One of the advantages of Gr*yft* is that with the delayed ratings, you can see if the people tipped or did not. At the end of the day, you can go through the whole manifest. Those who tipped can receive either five stars or no rating. Those who did not: automatic one star.

In addition, I would expect that F*ub*a*r* would re-introduce default tipping, but do it application wide instead of confining it to Uber Taxi, as it was previously. Depending on how, or even if, it wanted to spin it, it could say that it had default tipping first, did away with it but is bringing it back to life. It could do no spin, simply re-introduce it.
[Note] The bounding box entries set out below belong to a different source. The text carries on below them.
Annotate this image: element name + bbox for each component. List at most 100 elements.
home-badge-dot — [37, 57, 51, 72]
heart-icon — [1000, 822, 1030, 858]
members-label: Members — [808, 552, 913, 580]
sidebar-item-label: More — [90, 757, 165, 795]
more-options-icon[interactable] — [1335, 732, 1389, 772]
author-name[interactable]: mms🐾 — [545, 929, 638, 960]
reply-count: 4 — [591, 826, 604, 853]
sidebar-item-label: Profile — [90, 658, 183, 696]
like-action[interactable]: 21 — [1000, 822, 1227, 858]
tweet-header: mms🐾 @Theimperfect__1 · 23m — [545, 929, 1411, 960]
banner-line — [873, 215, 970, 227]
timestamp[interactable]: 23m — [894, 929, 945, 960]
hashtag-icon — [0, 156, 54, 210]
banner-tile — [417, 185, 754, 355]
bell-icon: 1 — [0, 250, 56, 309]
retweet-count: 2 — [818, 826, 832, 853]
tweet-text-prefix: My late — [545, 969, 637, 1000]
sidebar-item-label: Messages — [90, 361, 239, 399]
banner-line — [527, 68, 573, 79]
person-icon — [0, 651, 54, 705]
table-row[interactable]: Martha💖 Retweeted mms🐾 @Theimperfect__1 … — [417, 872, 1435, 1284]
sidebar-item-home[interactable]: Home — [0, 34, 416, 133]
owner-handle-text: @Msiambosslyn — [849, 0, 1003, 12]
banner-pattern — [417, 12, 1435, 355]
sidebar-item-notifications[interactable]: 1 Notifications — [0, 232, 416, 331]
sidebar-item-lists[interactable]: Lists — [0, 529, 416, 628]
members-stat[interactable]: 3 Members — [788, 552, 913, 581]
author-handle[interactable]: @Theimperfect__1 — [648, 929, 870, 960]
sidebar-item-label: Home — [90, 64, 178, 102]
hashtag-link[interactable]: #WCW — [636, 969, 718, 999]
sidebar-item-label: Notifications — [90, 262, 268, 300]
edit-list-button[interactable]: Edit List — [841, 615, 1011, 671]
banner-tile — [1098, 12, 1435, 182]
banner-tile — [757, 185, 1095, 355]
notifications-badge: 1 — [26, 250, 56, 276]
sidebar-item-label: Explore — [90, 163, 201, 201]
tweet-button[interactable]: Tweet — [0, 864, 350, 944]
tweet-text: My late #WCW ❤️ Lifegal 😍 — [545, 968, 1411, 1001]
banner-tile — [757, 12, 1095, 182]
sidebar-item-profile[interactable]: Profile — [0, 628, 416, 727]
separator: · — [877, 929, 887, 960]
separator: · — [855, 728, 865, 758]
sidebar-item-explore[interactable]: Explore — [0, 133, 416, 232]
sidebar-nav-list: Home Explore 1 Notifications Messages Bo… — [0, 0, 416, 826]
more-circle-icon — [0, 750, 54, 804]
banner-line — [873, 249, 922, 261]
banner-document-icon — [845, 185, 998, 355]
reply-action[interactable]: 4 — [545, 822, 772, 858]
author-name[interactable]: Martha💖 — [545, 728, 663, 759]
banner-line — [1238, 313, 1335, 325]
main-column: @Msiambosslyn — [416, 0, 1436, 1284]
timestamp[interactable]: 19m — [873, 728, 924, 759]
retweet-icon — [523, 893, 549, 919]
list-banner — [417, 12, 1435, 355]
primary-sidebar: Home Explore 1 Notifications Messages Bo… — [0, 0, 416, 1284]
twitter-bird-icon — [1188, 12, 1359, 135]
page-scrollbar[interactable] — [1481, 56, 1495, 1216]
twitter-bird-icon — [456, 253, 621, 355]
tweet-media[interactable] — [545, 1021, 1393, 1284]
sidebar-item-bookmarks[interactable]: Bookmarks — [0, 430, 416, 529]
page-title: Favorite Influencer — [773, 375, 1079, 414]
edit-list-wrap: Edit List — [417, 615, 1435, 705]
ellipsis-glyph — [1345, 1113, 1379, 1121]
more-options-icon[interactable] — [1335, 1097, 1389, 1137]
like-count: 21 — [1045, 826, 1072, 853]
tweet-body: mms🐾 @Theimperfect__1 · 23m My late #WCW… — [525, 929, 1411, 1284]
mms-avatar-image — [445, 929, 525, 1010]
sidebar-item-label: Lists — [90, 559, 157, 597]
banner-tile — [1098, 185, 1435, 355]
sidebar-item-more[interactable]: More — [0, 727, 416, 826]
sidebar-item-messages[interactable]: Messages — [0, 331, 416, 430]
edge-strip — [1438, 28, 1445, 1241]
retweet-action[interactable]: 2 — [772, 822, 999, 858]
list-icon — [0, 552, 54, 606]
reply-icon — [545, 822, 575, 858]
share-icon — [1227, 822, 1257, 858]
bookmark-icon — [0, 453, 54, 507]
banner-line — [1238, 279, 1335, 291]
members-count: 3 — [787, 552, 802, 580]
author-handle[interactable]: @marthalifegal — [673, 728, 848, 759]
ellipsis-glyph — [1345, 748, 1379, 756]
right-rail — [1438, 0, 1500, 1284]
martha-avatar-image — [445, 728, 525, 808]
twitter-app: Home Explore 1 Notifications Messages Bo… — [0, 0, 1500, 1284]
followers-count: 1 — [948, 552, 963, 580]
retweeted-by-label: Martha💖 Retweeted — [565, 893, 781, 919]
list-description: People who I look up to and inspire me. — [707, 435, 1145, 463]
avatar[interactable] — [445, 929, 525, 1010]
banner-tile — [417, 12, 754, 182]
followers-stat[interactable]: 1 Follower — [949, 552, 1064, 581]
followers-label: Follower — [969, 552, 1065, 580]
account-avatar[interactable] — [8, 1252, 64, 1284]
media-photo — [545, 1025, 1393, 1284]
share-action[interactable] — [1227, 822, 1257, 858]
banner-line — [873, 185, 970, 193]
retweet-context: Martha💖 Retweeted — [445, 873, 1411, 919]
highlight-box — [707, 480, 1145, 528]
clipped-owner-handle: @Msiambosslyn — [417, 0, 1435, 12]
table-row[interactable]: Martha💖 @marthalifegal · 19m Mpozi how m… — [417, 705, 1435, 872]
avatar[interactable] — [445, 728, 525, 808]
It could spin it that it is doing the drivers a favour. As Uber Taxi is available only in a few markets, most drivers would not be aware that it ever existed on the F*ub*a*r* platform.

Goodness! Most of the UberX drivers on these Boards are of a higher calibre than your ant, but many of them have no idea that F*ub*a*r* offers taxis in some of its markets. To this day, I get derogatory remarks about being a cab driver and told that this is a forum for F*ub*a*r* drivers and that I have no business posting to it. They are in disbelief when I tell them that even if I did not drive UberX (which I do, in addition to Uber Taxi--bit with a different car), I do drive Uber Taxi, thus I am, in fact, a F*ub*a*r* driver. (....and given the garbage rates that F*ub*a*r* pays on X, I am truly and indeed F U B A R.....). A couple of other posters often will chime in and tell the guy that there is such an animal as Uber Taxi. It is counterintuitive, given the Taxi-Uber Wars. What is funny is that in most markets, mine included, Uber Taxi showed up long before UberX did. Portland, Oregon and Honolulu are exceptions in this country. For a long time, the only Uber allowed in Montréal was Uber Taxi. I am not sure what the case is in Sydney, Australia; Berlin or Korea. I am aware that Uberpop (the overseas equivalent of UberX) and Uber Taxi launched at about the same time in Israel, but, Israeli regulators tossed Uberpop and allow only Uber Taxi, now.


----------



## METRO3 (Sep 3, 2017)

Uber will never be implementing anything that will make the rating system fair for their drivers. really uber 500 rated rides and you wont exclude any unfair ratings? whats that all about? i'm glad there is one fair company out there. 

there is one thing i really want them to change and thats adding a dialogue box after you clicked you've arrived at your first pickup point in a multi stop trip if they see you havent gone anywhere. See the problem for me at least is that when ever there is a multistop trip i tend to over click the lower bar and lose my 1st stop or even the entire trip. Today i lost a streak because when i arrived at the first stop i over clicked and ended the trip accidentally. I over click because i dont see google maps load so i click the bottom bar forgetting i had already started the trip and bam there goes either the 2nd stop or the entire ride.


----------